Aslında maçın 82’nci dakikasına kadar çok daha farklı bir yazı yazmıştım.
Ancak özellikle ikinci yarıda ortaya konan isteksiz futbol, yazımı tamamen değiştirmeme neden oldu.
Mesela değiştirdiğim yazımda;
Sahada 72 dakika kalan ve kendisini sahilde gezintiye çıkmış zanneden Ayite’ye teknik direktör Engin İpekoğlu’nun bu kadar nasıl tahammül edebildiği, Eskişehirspor akın akın Samsunspor kalesine gelirken Kırmızı-Beyazlı takımın savunma oyuncularının onları neden seyrettiğini, teknik direktör Engin İpekoğlu’nun Muhammet Beşir’i neden daha erken tercih etmediğini sormuştum.
Ancak daha sonra bu yazıyı yazmaya karar verdim.
Yönetim ısrarla görevinin başında duruyor, ancak hiçbir şekilde çözüm üretemiyor.
Maddi kaynak yaratamıyor, yaralara merhem olamıyor.
Tamam, iyi niyetli olabilirler.
Fakat bu işler iyi niyetle olmuyor.
Hani bir laf vardır ya;
‘Ya bu deveyi gütmeli ya bu diyardan gitmeli’ diye...
Bizim yönetim ikisini de yapmıyor.
Ne yardan geçiyor, ne serden.
Bir önceki dönem Gençlik ve Spor Bakanı Ak Parti Samsun Milletvekili Akif Çağatay Kılıç’ın görevinden alınmasının ardından maddi kaynak yaratma konusunda dibe vuran Kırmızı-Beyazlı takımın yöneticileri, bence artık radikal kararlar almalı.
Teknik direktör Engin İpekoğlu, sahada gezinen futbolculara bir ayar vermeli, takım içerisindeki disiplinsizliğe dur demek için masaya yumruğunu vurmalı.
Aksi takdirde bunları yapacak fırsat bulamadan görevini kaybedebilir.
Samsunsor ilk kez maddi açıdan sıkıntılı süreçler yaşamıyor.
Ancak bu kadar ruhsuz bir görüntüyü en kötü olduğumuz dönemde bile ortaya koyulmadı.
Taraftarlar haklı olarak “Yönetim istifa.

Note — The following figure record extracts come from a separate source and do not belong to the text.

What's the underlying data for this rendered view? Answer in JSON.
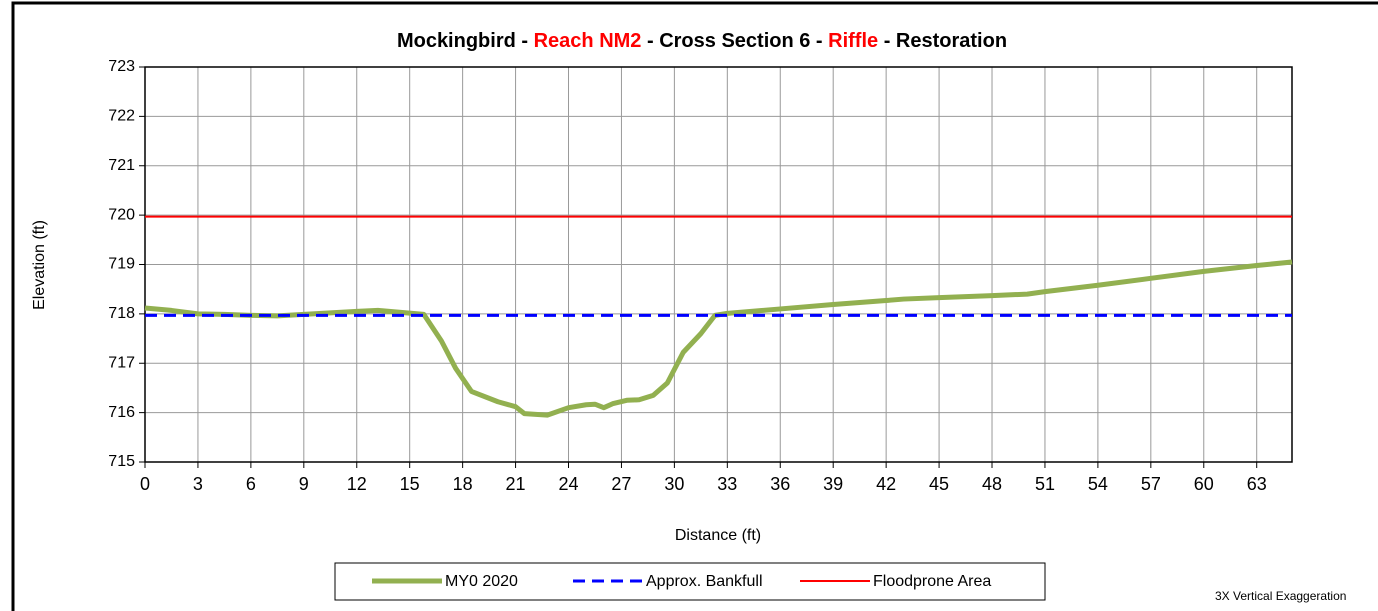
{
  "chart_data": {
    "type": "line",
    "title_parts": [
      {
        "text": "Mockingbird - ",
        "color": "#000000"
      },
      {
        "text": "Reach NM2",
        "color": "#ff0000"
      },
      {
        "text": " - Cross Section 6 - ",
        "color": "#000000"
      },
      {
        "text": "Riffle",
        "color": "#ff0000"
      },
      {
        "text": " - Restoration",
        "color": "#000000"
      }
    ],
    "x_label": "Distance (ft)",
    "y_label": "Elevation (ft)",
    "annotation": "3X Vertical Exaggeration",
    "xlim": [
      0,
      65
    ],
    "xticks": [
      0,
      3,
      6,
      9,
      12,
      15,
      18,
      21,
      24,
      27,
      30,
      33,
      36,
      39,
      42,
      45,
      48,
      51,
      54,
      57,
      60,
      63
    ],
    "ylim": [
      715,
      723
    ],
    "yticks": [
      715,
      716,
      717,
      718,
      719,
      720,
      721,
      722,
      723
    ],
    "grid": true,
    "legend": "bottom",
    "series": [
      {
        "name": "MY0 2020",
        "color": "#92b050",
        "style": "solid",
        "width": 5,
        "x": [
          0,
          1.5,
          3,
          4.5,
          6,
          7.5,
          9,
          10.5,
          12,
          13.2,
          14.5,
          15.8,
          16.8,
          17.6,
          18.5,
          20,
          21,
          21.5,
          22.8,
          24,
          25,
          25.5,
          26,
          26.5,
          27.3,
          28,
          28.8,
          29.6,
          30.5,
          31.5,
          32.3,
          33,
          36,
          39,
          42,
          43,
          45,
          48,
          50,
          51,
          54,
          57,
          60,
          63,
          65
        ],
        "values": [
          718.12,
          718.07,
          718.0,
          717.99,
          717.97,
          717.96,
          717.99,
          718.02,
          718.05,
          718.07,
          718.03,
          717.99,
          717.45,
          716.9,
          716.43,
          716.22,
          716.12,
          715.98,
          715.95,
          716.1,
          716.16,
          716.17,
          716.1,
          716.18,
          716.25,
          716.26,
          716.35,
          716.6,
          717.22,
          717.6,
          717.97,
          718.01,
          718.1,
          718.19,
          718.27,
          718.3,
          718.33,
          718.37,
          718.4,
          718.45,
          718.58,
          718.72,
          718.86,
          718.98,
          719.05
        ]
      },
      {
        "name": "Approx. Bankfull",
        "color": "#0000ff",
        "style": "dashed",
        "width": 3,
        "x": [
          0,
          65
        ],
        "values": [
          717.97,
          717.97
        ]
      },
      {
        "name": "Floodprone Area",
        "color": "#ff0000",
        "style": "solid",
        "width": 2,
        "x": [
          0,
          65
        ],
        "values": [
          719.97,
          719.97
        ]
      }
    ]
  }
}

Engin hoca istifa” diyor.
Gelecek süreç neyi gösterir bilinmez.
Ancak bir an önce ciddi anlamda radikal kararlar verilmez ise bazı şeyler için çok geç kalınmış olabilir.
O zaman da bu yükün altından kimse kalkamaz, sebep olanlar da bu ağırlığın altında ezilir kaybolur.